Messy computation is a nonlinear and inconsistent process of negotiation between generative and explicit procedures. This requires a relentless, iterative torturing of the model – editing, extracting, manipulating, and returning the model to the volatile space of algorithmic formation. Messy computation involves constant feedback between algorithmic procedures and direct digital surface modeling, an attempt to maximize and hybridize the potential of each model of design.
Within this messy feedback, the algorithmic generation of form and organization becomes the input to explicit modeling process and vice versa. The generative and the explicit each inform the other within a manual feedback loop until a coherent or synthetic vocabulary emerges. The constant but inconsistent feedback slowly congeals into a coherent behavior and set of organizational and formal characteristics. While the algorithmic procedures are capable of generating highly emergent outcomes, the inability of multi-agent systems to sufficiently comprehend topology or enclosure is mediated by the explicit modeling of the designer. This interaction is both a shortcut for intuition and a mechanism for direct, subjective, and nonsystemic decisions. A nonlinear design approach such as messy computation necessitates the interaction of all of its constituent systems within a feedback loop – it operates as an ecology.
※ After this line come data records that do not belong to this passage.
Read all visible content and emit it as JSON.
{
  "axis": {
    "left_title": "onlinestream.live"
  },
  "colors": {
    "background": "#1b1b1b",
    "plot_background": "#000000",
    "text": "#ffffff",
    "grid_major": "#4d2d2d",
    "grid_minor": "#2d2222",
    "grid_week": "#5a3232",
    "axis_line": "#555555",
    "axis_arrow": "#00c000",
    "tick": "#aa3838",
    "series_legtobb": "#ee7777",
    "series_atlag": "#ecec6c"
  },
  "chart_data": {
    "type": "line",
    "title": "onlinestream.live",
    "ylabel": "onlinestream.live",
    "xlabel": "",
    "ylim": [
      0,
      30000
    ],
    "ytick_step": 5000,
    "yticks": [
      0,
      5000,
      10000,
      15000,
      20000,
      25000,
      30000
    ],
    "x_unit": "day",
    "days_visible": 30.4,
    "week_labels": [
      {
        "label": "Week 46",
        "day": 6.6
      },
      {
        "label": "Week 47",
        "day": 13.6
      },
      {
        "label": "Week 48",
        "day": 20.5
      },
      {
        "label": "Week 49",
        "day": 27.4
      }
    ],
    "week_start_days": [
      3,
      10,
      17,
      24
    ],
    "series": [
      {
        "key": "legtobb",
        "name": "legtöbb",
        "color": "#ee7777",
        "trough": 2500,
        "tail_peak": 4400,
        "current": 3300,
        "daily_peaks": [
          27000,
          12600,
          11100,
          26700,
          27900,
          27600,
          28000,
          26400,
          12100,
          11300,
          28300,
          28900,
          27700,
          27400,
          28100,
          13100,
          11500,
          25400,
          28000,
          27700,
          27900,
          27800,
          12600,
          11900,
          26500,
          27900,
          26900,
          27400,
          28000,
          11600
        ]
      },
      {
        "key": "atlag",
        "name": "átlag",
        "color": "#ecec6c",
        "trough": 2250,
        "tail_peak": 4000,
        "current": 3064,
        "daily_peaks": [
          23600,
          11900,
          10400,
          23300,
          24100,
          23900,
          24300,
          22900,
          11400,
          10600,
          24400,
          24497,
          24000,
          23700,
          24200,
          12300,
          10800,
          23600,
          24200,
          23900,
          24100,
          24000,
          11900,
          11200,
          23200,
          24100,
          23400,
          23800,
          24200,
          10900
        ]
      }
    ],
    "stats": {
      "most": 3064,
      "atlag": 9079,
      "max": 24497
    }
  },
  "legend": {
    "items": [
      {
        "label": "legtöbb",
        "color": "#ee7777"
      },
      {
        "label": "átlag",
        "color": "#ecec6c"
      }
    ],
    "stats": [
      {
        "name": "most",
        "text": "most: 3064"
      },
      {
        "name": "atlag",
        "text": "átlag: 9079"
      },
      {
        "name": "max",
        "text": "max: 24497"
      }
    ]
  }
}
The inherent conflict between the local operation of behavioral formation and macro architectural intent generates a series of new problems, techniques, and opportunities that enable original organizations, forms, structures, and characteristics to emerge. The internal resistance of behavioral structural formation and messy computational strategies differentiate these methodologies from the direct application of algorithmic processes to normative hierarchies and explicit initial conditions. It is through the constant negotiation within these processes that design intuition and heuristic approaches operate. Through this volatile struggle, algorithmic strategies become deeply embedded within architectural design.
Volatile algorithmic design methodologies can be understood asp art of a broader contemporary interest in indeterminacy and nonlinearity that has been emerging since the advent of chaos and complexity theory. However, the argument for volatility is more than theoretical concern; it is a fundamental concern for the importance of subjectivity and the nature of risk within design.